Evaluated compounds exhibited medium, weak or no antibacterial activity. The most potent antimicrobial agents turned out to have some degree of structural similarity, representing two motifs: halogenated aromatic ring (R2) and methyl substituted imidazoline (R1 = Me). The values of minimal inhibition concentrations (MICs) for the listed compounds were in the region between 8 and 32 µg/mL.
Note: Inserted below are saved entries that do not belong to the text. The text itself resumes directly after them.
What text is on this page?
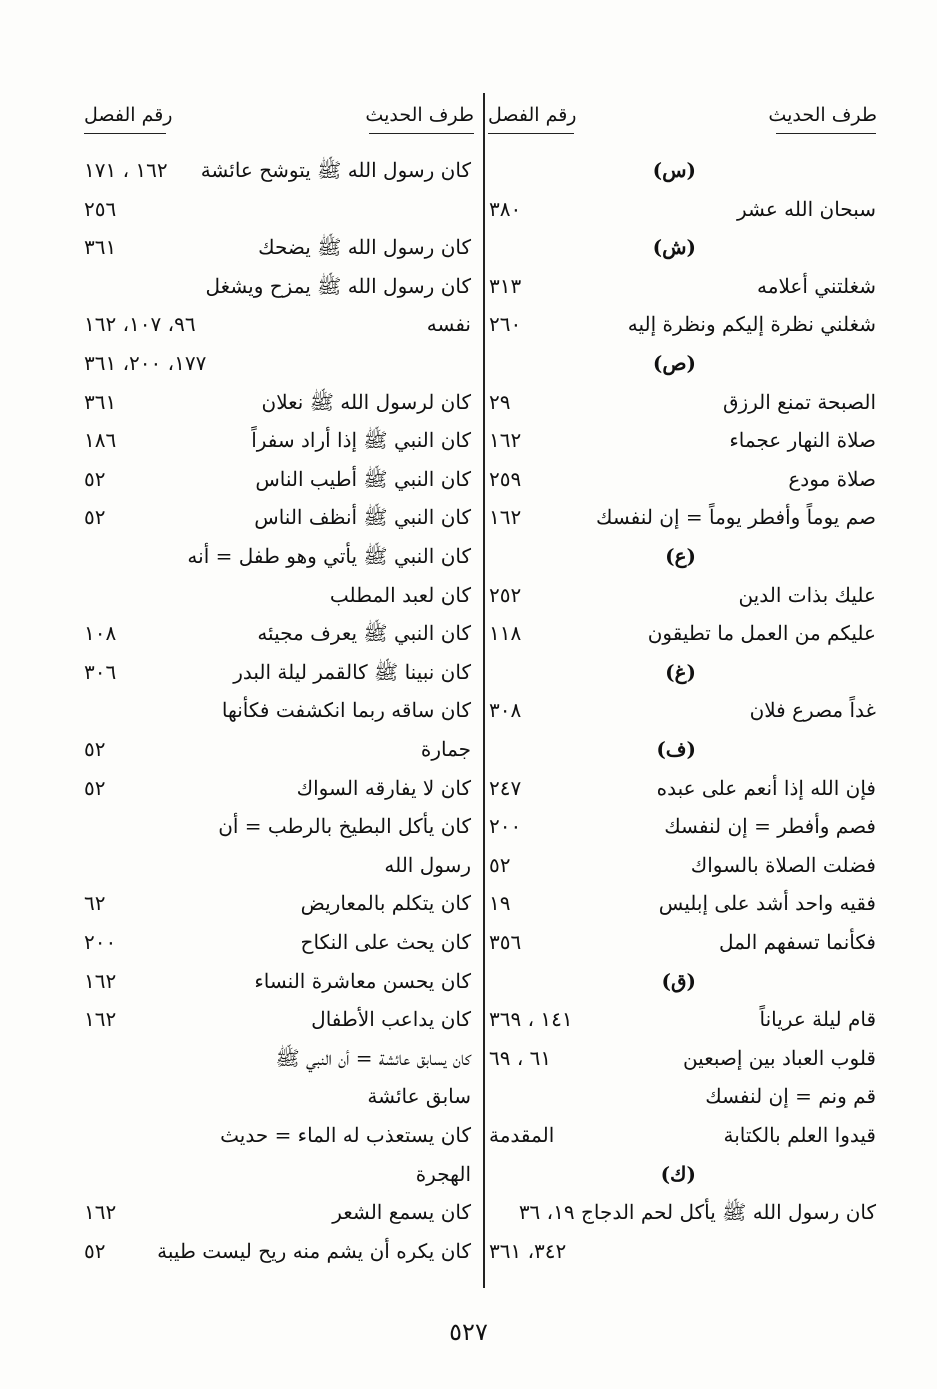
طرف الحديث
رقم الفصل
طرف الحديث
رقم الفصل
(س)
سبحان الله عشر
٣٨٠
(ش)
شغلتني أعلامه
٣١٣
شغلني نظرة إليكم ونظرة إليه
٢٦٠
(ص)
الصبحة تمنع الرزق
٢٩
صلاة النهار عجماء
١٦٢
صلاة مودع
٢٥٩
صم يوماً وأفطر يوماً = إن لنفسك
١٦٢
(ع)
عليك بذات الدين
٢٥٢
عليكم من العمل ما تطيقون
١١٨
(غ)
غداً مصرع فلان
٣٠٨
(ف)
فإن الله إذا أنعم على عبده
٢٤٧
فصم وأفطر = إن لنفسك
٢٠٠
فضلت الصلاة بالسواك
٥٢
فقيه واحد أشد على إبليس
١٩
فكأنما تسفهم المل
٣٥٦
(ق)
قام ليلة عرياناً
١٤١ ، ٣٦٩
قلوب العباد بين إصبعين
٦١ ، ٦٩
قم ونم = إن لنفسك
قيدوا العلم بالكتابة
المقدمة
(ك)
كان رسول الله ﷺ يأكل لحم الدجاج ١٩، ٣٦
٣٤٢، ٣٦١
كان رسول الله ﷺ يتوشح عائشة
١٦٢ ، ١٧١
٢٥٦
كان رسول الله ﷺ يضحك
٣٦١
كان رسول الله ﷺ يمزح ويشغل
نفسه
٩٦، ١٠٧، ١٦٢
١٧٧، ٢٠٠، ٣٦١
كان لرسول الله ﷺ نعلان
٣٦١
كان النبي ﷺ إذا أراد سفراً
١٨٦
كان النبي ﷺ أطيب الناس
٥٢
كان النبي ﷺ أنظف الناس
٥٢
كان النبي ﷺ يأتي وهو طفل = أنه
كان لعبد المطلب
كان النبي ﷺ يعرف مجيئه
١٠٨
كان نبينا ﷺ كالقمر ليلة البدر
٣٠٦
كان ساقه ربما انكشفت فكأنها
جمارة
٥٢
كان لا يفارقه السواك
٥٢
كان يأكل البطيخ بالرطب = أن
رسول الله
كان يتكلم بالمعاريض
٦٢
كان يحث على النكاح
٢٠٠
كان يحسن معاشرة النساء
١٦٢
كان يداعب الأطفال
١٦٢
كان يسابق عائشة = أن النبي ﷺ
سابق عائشة
كان يستعذب له الماء = حديث
الهجرة
كان يسمع الشعر
١٦٢
كان يكره أن يشم منه ريح ليست طيبة
٥٢
٥٢٧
Obviously, the introduction of alkyl into the R2 position (3a, 3c, and 5b) dramatically decreased the antibacterial activity of compounds, resulting in the MIC values higher than 256 µg/mL; while the activity dropped even more upon substitution of alkyl group for the large aromatic moieties (3g, 5a, 5m, 5c). Furthermore, no activity was observed for the rest of heteroaryl-substituted derivatives, that is, for those incorporating triazole, imidazole, and thiophene (3f, 5f, 5l, 5o, 5q) rings. Finally, the derivatives bearing alkyl substituted phenyl ring in R2 position (3 and 5) displayed no or poor activity (≥32 μg/mL) (3b, 3h, 5d, 5e, 5j, 5k, 5n, 5t) with the exception of compound 5r.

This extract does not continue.